Da das Technikum und die whiteBOX diesmal für die Lange Nacht der Musik nicht zur Verfügung standen, ging es zuerst unter dem unterkühlt strahlenden Riesenrad Hi-Sky in die beliebte kunst-Werk-küche von Katharina Inselkammer.
Wie schon letztes Jahr gruppierten sich um die Balladensängerin Tini Wax, die künstlerisch als „Frau Wax“ firmiert, Freunde der Band Jab-e-Bopr und der Saxofonist Andreas Maron. Der brachte als Alleinunterhalter am Sopransax jazzig Nostalgisches zum Playback mit „Just the two of us“ von Bill Withers oder „Winewise“ von Grover Washington. Im warmen kultivierten Deli-Wohnzimmer der kunst-Werk-küche mit ihrer guten regionalen Frischküche tauten die Gäste bei Kartoffel-Rübensuppe mit Flußkrebsen und weißem Pfirsich Hugo auf. Passend zu den verfrühten Eisheiligen sang Frau Wax „I was born in the summertime with the skin of a wintertime child“. Melancholie kann etwas sehr Gemütliches haben.

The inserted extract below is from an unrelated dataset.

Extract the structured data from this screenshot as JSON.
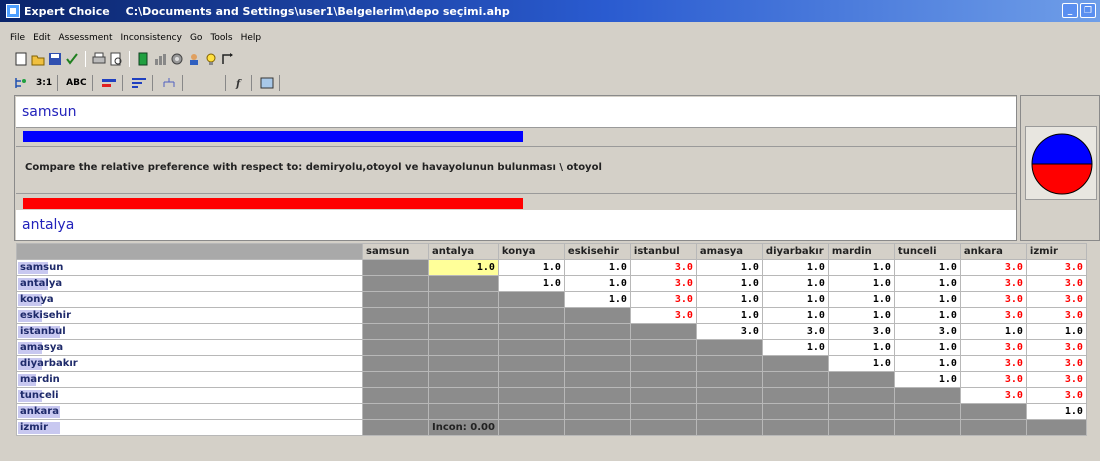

Weniger gemütlich gestaltete die Glam-Rock-Band Pussies on the Dancefloor den Abend in Eddy´s Rockclub. Wie schon zu Zeiten der Kultfabrik hat dieser Laden das klasse Feeling eines Tarantino-Sleaze-Schuppens des mittleren Westens. Auf der kleinen Bühne unter einer Tarnnetzdecke spart man nicht mit allem, was die Led-Bonboniere an Buntheit hergibt, dazwischen haben noch Laser und Nebel-Abschussrampen Platz. Small-Town-Herzlichkeit. Mit „Detroit Rock City“, „Runaway“ und „Any Way You Want It“ turnt Leo „Goldenvoice“ Lightning, der nach Jahren in der Deat Metal Szene seine Erfüllung bei den Pussies gefunden hat, die Leute an. Eine feine Geisterbahn! Größeren Kontrast als zu den hochgeschlossenen Jungfrauen-Träumen der Frau Wax kann man sich eigentlich nicht vorstellen.